Lura Irvine had a bad feeling about a group of 10 young adults on the Red Line train she was riding earlier this week.
As she headed downtown Monday to pay for her daughter’s next semester at Harold Washington College, a woman sitting next to her said she had seen the group before.
“The lady said they ride from 95th all the way to downtown, picking on people and robbing people,” Irvine said. “I said I was glad they weren’t on my car.”
On the ride back, Irvine was attacked by the group, along with her daughter and godson. Her daughter Kenya suffered a fractured nose, her godson a black eye and deep cut to his hand.
Her daughter is now too scared to ride the CTA and wonders how she will commute to school and finish her last semester. And Irvine is frustrated that police haven’t arrested anyone in the group that seems to act with impunity on a transit system plagued with crime.
Before the attack, Irvine had been relieved to see the group get off the train one stop before her downtown. But she saw them again on her return trip to Roseland. At the 95th Street station, Irvine was playing a game on her phone, waiting for a bus with her daughter and godson when her daughter tapped her shoulder.
“She says, ‘Momma, look,’ and I noticed they were fighting my godson,” Irvine said.
Police said the group of 10 people began beating the teen. As Irvine and her daughter intervened, people in the group began to fight them too, police said.
“We’re like pretty much playing tug-of-war back and forth” with my purse, Irvine said.
She managed to call 911 during the struggle.

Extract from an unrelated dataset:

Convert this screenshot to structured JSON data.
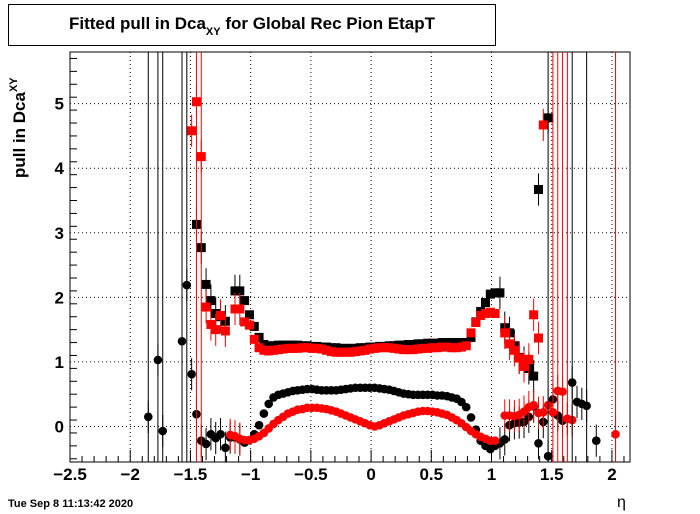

Then she noticed blood on her daughter’s face.
“My daughter’s face was so bloody, I immediately dropped everything and went over to her,” she said.
She placed herself between her daughter and the attackers and pleaded, “Wait, wait, what’s wrong? If there’s anything we did to you guys, don’t harm us.
“I hear so much about people getting hurt and shot, in that moment I thought my life was gone,” she said.
Police eventually arrived, and the group ran off. The ordeal replayed in Irvine’s mind that night. She thought about the CTA employee who apologized for not intervening. The employee said she was scared for her own life.
“Maybe CTA needs to find someone more capable of doing their job. You could at least call the police,” Irvine said.
A CTA spokesman said that a transit agency employee had called police, who responded within minutes. CTA training directs its employees to call police for any attack and not to intervene directly, the spokesman said.
The CTA said it was doing all it could with Chicago police to arrest the attackers, including providing surveillance video of the crime.
Irvine said the attack left her feeling helpless.
“As a parent, you want to protect your kid at all costs, but in that situation, it felt like I didn’t have the power,” she said.
Irvine’s daughter now wonders how she’ll finish her last semester at City Colleges of Chicago. She’s considering taking a Metra train downtown instead of the CTA.
“I was just going downtown to be a college student, and I was assaulted and robbed,” said Kenya Merrills. “We can’t be our first responders. We can’t take weapons to defend ourselves on the CTA.”
Irvine said she wonders why police and the CTA haven’t taken action and arrested anyone in the group that seemed to be causing so much trouble.
The day after the attack, as she met reporters at the 95th Street Red Line station to describe what happened, she said she witnessed another assault, possibly by the same group of people.
In that attack, two people used pepper spray to try to rob a woman walking across the street, police said.
“I don’t feel safe in my community, and that sucks,” Merrills said. “I don’t understand, especially since the mayor said they’d be putting more security on the Red Line.
“I saw no security. It really sucks that you can’t protect yourself, and the people you’re relying on can’t protect you,” she said.